The paradoxical conjunction of the museum is further compounded by the museum's quotidian architecture and anodyne siting on the one hand, and, on the other, its fermented holdings, its fabled grotesqueries, corrosive stochastic processes, and unbridled entropic transmutations, all enveloped in an overarching serendipitous miasma.

The museum confronts contemporary art's expectation that it provide a cultural critique, perhaps by subverting the role of museums as authoritative institutions, or by questioning its Eurocentric appropriation of Asian cultural paradigms, or at least commenting sardonically on consumer waste and the destruction of the environment; instead, the museum merely indulges in transcendentally whimsical sesquipedalian revelry.

[T]he "artist statement" [is] a contested site of practice, a discursive form where writing meets (or, variously intrudes upon, supplements, contextualizes, contradicts, enhances, extends, or gestures toward) visual arts production and exhibition.
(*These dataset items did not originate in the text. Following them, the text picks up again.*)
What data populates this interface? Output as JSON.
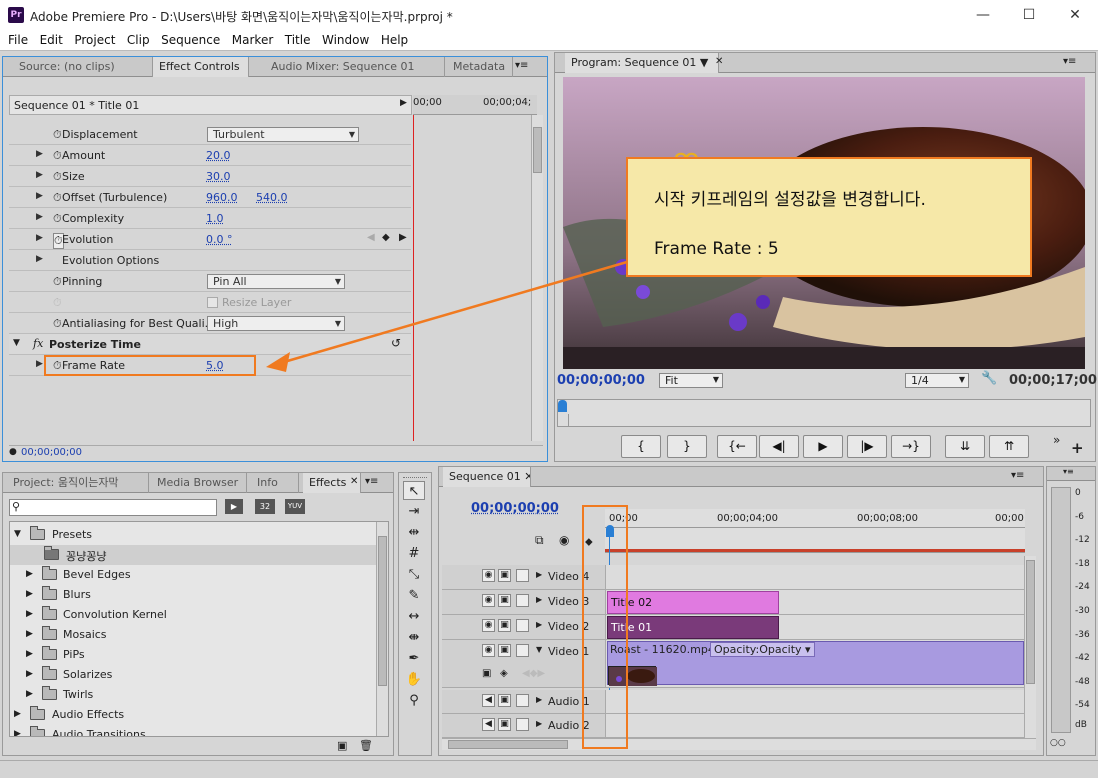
{
  "app": {
    "logo": "Pr",
    "title": "Adobe Premiere Pro - D:\\Users\\바탕 화면\\움직이는자막\\움직이는자막.prproj *",
    "window_controls": [
      "—",
      "☐",
      "✕"
    ]
  },
  "menu": [
    "File",
    "Edit",
    "Project",
    "Clip",
    "Sequence",
    "Marker",
    "Title",
    "Window",
    "Help"
  ],
  "top_left_tabs": [
    "Source: (no clips)",
    "Effect Controls",
    "Audio Mixer: Sequence 01",
    "Metadata"
  ],
  "effect_controls": {
    "header": "Sequence 01 * Title 01",
    "ruler": [
      "00;00",
      "00;00;04;"
    ],
    "rows": [
      {
        "label": "Displacement",
        "dropdown": "Turbulent"
      },
      {
        "label": "Amount",
        "value": "20.0"
      },
      {
        "label": "Size",
        "value": "30.0"
      },
      {
        "label": "Offset (Turbulence)",
        "value": "960.0",
        "value2": "540.0"
      },
      {
        "label": "Complexity",
        "value": "1.0"
      },
      {
        "label": "Evolution",
        "value": "0.0 °"
      },
      {
        "label": "Evolution Options"
      },
      {
        "label": "Pinning",
        "dropdown": "Pin All"
      },
      {
        "label": "Resize Layer"
      },
      {
        "label": "Antialiasing for Best Quali...",
        "dropdown": "High"
      }
    ],
    "effect_name": "Posterize Time",
    "frame_rate_label": "Frame Rate",
    "frame_rate_value": "5.0",
    "timecode": "00;00;00;00"
  },
  "program": {
    "tab": "Program: Sequence 01",
    "timecode": "00;00;00;00",
    "fit": "Fit",
    "res": "1/4",
    "duration": "00;00;17;00",
    "buttons": [
      "{",
      "}",
      "{←",
      "◀|",
      "▶",
      "|▶",
      "→}",
      "⇊",
      "⇈"
    ],
    "callout_line1": "시작 키프레임의 설정값을 변경합니다.",
    "callout_line2": "Frame Rate : 5",
    "callout_color": "#f6e8a8",
    "arrow_color": "#f07a20"
  },
  "bottom_left_tabs": [
    "Project: 움직이는자막",
    "Media Browser",
    "Info",
    "Effects"
  ],
  "effects_panel": {
    "badges": [
      "32",
      "YUV"
    ],
    "items": [
      {
        "label": "Presets",
        "level": 0,
        "open": true
      },
      {
        "label": "꽁냥꽁냥",
        "level": 1,
        "selected": true
      },
      {
        "label": "Bevel Edges",
        "level": 1
      },
      {
        "label": "Blurs",
        "level": 1
      },
      {
        "label": "Convolution Kernel",
        "level": 1
      },
      {
        "label": "Mosaics",
        "level": 1
      },
      {
        "label": "PiPs",
        "level": 1
      },
      {
        "label": "Solarizes",
        "level": 1
      },
      {
        "label": "Twirls",
        "level": 1
      },
      {
        "label": "Audio Effects",
        "level": 0
      },
      {
        "label": "Audio Transitions",
        "level": 0
      }
    ]
  },
  "timeline": {
    "tab": "Sequence 01",
    "timecode": "00;00;00;00",
    "ruler": [
      "00;00",
      "00;00;04;00",
      "00;00;08;00",
      "00;00"
    ],
    "tracks": [
      {
        "name": "Video 4"
      },
      {
        "name": "Video 3",
        "clip": "Title 02"
      },
      {
        "name": "Video 2",
        "clip": "Title 01"
      },
      {
        "name": "Video 1",
        "clip": "Roast - 11620.mp4",
        "fx": "Opacity:Opacity"
      },
      {
        "name": "Audio 1"
      },
      {
        "name": "Audio 2"
      }
    ]
  },
  "audio_meter": [
    "0",
    "-6",
    "-12",
    "-18",
    "-24",
    "-30",
    "-36",
    "-42",
    "-48",
    "-54",
    "dB"
  ],
  "meter_footer": "○○"
}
In the context of interdisciplinary and multidisciplinary research, the artist statement (which more conventionally introduces, contextualizes, and describes an artist's work for public exhibition) has the potential to become both a vehicle for creative inquiry and an alternative to more traditional means of academic dissemination.

-- W.F. Garrett-Petts and Rachel Nash, "Re-Visioning the Visual: Making Artistic Inquiry Visible" Rhizomes: Cultural Studies in Emerging Knowledge 18 (2010). Retrieved 15 Nov 2012

Basic English version

I started out collecting stuff, assembling it into artifacts and dioramas, and the idea of a museum just seemed to grow out of that. The museum is like "outsider art" in that it arises out of some inner compulsion for creative expression, but it also is interesting to think of it as a "total work of art" made up of lots of intertwined themes in a variety of media. The museum can contain natural objects, things I have made, and, to a lesser extent, things others have made.

People are often surprised that the museum itself is simply an 8 x 12 shed in a driveway in a suburban neighborhood. It has in it a lot stuff that people might consider weird or morbid - taxidermy, insects, rusted and decaying objects. I use a lot of things that might be considered garbage by others. I'm inspired by a lot of Asian art which simply presents natural objects, especially weathered ones, as worthy of contemplation.

While there are certainly cultural issues that could be inferred from the work, my approach is really just following what I think is personally compelling, including any excuse to use big words like "sesquipedalian!"